Using dominant training with force and physical gestures (to put it nicely) and thinking of yourself as a pack leader will only destroy your relation with your dog – Do an alpha roll, as we talked about in the beginning, and that is a sure way to lose your dog’s trust.

Physical punishment will not help either you or your dog, if anything it will only create a bad relation between the two of you and a more dangerous dog.

Remember, your dog chooses not to bite you, but that does not mean that they can’t!

Here is what a study from the university of Bristol found.

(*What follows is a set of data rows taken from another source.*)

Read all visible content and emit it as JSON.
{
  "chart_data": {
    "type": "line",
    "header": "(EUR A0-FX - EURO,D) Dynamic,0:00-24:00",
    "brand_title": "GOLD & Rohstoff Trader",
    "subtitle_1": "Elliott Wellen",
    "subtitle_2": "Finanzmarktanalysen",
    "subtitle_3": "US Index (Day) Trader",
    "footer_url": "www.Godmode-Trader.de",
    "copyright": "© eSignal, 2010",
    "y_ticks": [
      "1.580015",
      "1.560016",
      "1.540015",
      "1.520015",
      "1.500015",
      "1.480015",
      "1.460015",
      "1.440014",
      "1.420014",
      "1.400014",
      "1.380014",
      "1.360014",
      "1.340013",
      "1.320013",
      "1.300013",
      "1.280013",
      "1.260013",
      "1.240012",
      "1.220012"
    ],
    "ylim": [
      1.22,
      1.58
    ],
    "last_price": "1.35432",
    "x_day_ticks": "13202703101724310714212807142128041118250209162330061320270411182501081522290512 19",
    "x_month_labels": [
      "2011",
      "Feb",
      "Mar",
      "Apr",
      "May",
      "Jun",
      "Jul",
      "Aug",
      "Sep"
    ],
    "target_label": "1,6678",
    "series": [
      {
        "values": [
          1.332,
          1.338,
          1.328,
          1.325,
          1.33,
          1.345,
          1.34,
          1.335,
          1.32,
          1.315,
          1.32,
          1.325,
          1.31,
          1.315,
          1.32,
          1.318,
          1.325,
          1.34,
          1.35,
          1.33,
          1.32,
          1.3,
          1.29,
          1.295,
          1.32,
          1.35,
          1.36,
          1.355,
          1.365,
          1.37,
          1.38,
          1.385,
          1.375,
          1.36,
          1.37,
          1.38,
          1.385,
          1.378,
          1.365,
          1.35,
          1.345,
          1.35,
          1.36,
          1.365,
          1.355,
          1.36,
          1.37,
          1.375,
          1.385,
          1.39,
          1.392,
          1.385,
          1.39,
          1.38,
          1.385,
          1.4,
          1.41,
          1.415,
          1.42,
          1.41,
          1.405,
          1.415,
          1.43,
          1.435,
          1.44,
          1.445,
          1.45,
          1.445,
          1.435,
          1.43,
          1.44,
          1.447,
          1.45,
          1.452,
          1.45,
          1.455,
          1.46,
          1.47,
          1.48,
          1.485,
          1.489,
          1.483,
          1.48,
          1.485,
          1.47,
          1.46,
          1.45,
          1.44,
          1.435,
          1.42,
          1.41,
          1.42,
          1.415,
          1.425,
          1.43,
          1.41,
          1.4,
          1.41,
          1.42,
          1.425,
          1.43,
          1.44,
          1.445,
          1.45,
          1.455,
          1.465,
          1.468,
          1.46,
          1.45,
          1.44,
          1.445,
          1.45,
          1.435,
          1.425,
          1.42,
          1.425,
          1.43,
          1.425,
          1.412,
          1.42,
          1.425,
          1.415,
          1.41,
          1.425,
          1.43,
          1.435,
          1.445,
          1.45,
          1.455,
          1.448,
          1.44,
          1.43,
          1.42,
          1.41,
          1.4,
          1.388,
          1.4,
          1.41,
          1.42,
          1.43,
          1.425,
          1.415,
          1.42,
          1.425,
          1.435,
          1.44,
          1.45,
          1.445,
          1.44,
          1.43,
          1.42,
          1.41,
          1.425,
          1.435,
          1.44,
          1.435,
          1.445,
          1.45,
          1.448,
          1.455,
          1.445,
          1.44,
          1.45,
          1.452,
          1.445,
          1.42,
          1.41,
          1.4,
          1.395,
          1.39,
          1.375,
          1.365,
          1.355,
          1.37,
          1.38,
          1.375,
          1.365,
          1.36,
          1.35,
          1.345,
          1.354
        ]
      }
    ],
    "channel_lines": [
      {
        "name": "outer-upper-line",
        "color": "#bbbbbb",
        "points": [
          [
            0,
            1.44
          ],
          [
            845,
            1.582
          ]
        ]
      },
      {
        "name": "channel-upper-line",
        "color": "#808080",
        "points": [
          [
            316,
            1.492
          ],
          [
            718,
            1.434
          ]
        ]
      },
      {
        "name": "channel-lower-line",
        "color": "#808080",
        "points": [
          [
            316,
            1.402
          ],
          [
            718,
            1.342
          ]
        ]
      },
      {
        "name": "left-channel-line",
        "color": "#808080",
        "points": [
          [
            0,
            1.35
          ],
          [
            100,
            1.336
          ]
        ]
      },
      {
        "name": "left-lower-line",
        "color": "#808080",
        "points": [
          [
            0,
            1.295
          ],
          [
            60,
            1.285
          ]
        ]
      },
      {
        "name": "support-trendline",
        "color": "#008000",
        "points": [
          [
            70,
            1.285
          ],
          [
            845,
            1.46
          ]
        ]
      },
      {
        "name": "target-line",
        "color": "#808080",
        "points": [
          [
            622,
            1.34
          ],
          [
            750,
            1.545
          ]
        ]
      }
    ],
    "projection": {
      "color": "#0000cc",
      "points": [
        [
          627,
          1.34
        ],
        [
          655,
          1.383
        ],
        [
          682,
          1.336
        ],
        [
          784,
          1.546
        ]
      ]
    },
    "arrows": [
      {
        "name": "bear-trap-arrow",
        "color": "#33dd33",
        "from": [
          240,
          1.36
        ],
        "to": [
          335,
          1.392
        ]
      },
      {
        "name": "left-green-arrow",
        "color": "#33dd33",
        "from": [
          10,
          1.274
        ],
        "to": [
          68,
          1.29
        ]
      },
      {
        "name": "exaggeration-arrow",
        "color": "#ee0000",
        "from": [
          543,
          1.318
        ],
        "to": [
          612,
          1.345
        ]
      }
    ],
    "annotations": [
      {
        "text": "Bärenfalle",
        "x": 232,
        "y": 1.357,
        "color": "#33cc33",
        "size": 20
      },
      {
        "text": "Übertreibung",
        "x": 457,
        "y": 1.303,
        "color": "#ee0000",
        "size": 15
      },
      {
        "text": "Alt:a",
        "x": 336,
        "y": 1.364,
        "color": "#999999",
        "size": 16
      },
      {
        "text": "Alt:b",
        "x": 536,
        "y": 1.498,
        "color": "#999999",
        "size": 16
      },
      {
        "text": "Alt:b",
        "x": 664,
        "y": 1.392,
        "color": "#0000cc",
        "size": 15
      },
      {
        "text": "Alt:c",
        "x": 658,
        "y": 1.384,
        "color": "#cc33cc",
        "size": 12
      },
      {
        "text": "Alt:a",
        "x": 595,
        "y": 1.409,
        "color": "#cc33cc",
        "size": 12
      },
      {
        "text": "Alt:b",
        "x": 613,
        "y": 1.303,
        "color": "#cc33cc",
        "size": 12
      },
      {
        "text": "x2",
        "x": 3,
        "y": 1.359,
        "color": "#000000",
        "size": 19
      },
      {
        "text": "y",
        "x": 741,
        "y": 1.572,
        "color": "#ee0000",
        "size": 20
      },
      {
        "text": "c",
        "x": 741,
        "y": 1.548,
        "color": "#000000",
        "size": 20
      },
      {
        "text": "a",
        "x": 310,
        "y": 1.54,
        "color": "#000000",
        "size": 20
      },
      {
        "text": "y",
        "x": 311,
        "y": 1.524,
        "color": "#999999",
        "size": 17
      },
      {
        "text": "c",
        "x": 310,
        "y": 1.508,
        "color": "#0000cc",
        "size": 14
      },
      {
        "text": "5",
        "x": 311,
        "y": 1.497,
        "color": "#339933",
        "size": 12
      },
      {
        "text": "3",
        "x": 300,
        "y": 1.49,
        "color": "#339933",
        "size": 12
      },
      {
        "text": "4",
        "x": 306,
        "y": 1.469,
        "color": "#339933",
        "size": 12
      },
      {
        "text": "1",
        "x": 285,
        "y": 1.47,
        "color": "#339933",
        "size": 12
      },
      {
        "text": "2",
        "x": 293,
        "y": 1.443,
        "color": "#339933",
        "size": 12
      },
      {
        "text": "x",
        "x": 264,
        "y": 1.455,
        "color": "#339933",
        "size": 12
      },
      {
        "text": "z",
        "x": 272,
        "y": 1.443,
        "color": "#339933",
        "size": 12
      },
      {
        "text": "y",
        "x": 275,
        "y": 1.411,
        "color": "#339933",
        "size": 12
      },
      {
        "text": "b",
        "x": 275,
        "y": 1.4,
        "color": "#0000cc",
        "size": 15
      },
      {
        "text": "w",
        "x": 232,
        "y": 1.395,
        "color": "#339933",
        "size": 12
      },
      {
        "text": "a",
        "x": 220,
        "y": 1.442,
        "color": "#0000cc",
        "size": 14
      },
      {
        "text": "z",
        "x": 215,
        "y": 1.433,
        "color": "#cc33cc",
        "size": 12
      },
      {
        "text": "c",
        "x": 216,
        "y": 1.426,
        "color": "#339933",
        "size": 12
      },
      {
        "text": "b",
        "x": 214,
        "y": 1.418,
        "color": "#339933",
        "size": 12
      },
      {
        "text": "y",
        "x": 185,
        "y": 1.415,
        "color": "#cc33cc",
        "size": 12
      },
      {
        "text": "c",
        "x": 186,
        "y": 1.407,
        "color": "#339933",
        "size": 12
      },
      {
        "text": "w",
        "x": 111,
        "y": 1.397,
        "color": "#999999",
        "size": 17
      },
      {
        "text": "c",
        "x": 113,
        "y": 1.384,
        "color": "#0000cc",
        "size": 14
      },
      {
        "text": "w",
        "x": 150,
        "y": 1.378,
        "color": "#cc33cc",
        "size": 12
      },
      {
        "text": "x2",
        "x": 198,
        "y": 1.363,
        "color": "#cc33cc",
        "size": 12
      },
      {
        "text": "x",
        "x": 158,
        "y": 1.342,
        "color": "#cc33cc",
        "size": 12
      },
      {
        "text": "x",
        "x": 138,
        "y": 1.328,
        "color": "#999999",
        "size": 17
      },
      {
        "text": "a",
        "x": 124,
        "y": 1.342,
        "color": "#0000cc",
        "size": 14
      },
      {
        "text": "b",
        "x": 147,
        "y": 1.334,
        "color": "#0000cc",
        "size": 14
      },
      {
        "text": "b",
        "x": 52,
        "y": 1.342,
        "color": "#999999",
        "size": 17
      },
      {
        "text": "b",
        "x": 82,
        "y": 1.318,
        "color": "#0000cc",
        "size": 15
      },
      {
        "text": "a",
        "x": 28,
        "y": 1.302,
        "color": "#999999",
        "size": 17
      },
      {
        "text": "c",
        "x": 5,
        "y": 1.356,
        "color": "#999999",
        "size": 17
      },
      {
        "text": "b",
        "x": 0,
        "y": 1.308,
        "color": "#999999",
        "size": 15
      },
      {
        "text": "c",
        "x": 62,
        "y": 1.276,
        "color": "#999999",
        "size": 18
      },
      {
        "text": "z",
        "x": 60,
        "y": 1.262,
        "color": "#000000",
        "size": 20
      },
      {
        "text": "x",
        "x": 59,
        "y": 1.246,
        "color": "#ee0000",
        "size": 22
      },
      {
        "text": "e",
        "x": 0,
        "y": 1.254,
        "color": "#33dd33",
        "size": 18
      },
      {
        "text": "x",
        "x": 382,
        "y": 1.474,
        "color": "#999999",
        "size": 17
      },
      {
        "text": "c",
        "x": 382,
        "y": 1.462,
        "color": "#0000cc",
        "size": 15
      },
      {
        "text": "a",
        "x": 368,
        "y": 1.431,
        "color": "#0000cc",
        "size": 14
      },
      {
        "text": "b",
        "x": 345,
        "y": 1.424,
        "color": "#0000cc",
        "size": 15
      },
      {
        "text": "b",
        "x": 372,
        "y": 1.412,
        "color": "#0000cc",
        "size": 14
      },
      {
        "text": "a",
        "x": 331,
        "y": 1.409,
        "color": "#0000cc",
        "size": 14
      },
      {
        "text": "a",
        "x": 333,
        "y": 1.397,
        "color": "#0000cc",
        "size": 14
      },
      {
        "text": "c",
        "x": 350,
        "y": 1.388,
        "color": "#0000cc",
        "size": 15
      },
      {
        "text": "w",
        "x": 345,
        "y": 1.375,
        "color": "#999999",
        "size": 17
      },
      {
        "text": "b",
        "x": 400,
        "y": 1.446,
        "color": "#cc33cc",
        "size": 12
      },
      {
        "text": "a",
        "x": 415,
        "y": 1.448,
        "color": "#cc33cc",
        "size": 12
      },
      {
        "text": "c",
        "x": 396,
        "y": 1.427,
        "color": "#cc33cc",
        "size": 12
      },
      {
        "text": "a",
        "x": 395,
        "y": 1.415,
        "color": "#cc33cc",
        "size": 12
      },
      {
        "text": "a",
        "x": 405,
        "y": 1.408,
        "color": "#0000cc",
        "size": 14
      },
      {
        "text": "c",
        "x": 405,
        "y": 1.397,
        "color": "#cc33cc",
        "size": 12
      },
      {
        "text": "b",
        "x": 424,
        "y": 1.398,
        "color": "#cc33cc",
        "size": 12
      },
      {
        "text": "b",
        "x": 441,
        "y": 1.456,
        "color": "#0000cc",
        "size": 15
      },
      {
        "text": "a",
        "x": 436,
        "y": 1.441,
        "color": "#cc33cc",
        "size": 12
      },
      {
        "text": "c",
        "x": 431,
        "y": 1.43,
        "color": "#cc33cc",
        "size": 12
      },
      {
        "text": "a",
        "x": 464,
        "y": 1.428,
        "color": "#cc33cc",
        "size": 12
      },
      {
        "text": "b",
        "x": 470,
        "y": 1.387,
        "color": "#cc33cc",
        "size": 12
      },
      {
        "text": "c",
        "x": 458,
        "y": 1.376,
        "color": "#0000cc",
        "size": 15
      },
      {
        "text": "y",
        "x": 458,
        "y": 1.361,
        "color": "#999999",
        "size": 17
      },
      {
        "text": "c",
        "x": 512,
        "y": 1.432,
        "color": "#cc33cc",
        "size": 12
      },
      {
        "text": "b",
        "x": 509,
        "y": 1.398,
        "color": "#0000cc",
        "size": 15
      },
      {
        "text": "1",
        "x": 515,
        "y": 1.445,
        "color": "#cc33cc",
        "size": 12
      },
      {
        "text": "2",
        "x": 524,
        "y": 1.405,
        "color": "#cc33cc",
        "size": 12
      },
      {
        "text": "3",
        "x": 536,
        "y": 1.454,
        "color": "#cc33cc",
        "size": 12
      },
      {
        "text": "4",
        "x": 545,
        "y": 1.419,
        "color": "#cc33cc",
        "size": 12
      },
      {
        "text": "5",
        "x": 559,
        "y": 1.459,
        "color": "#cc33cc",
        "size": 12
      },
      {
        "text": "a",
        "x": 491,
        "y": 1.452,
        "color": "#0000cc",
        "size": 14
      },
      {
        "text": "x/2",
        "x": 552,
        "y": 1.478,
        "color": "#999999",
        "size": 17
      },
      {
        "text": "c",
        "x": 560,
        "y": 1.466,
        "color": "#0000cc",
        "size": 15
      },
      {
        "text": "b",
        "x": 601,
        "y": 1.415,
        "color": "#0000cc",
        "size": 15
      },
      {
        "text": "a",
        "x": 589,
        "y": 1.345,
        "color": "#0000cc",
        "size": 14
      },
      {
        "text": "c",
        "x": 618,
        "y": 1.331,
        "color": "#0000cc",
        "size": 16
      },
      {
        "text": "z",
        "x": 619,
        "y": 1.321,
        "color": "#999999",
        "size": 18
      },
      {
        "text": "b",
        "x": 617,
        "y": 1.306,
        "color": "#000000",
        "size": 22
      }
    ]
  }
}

Dogs that were physically punished showed an increase in behaviours such as increased barking in general, higher aggression levels when meeting other dogs and strangers. Furthermore, they had a higher tendency to display fear and separation anxiety. All in all, they had all the problems you don’t want your dog to have.

Now, this is not to say that you are treating your dog in a wrong way if they have one of these problems. Problem behaviours can yes stem from the use of wrong training, but it can also be due to that dogs’ personality. Some dogs are more nervous than others and some dogs simply don’t like other dogs.

Just like us humans, dogs have different personalities and it is up to us as their humans to give them support, love and care and try our very best to learn to understand them and teach them gently what we want them to do (also read the blog about the relation between dogs and humans) just as you would with a child.


I know, this was a long one right!

Your dog is not trying to take over your home or rule over you as a mighty king. They are NOT trying to dominate you or be the pack leader. In your dog’s mind there is no such thing as rank between you!

It is simple – treat your dog well, reward them when they do something you like and they will do their very best to follow and please you.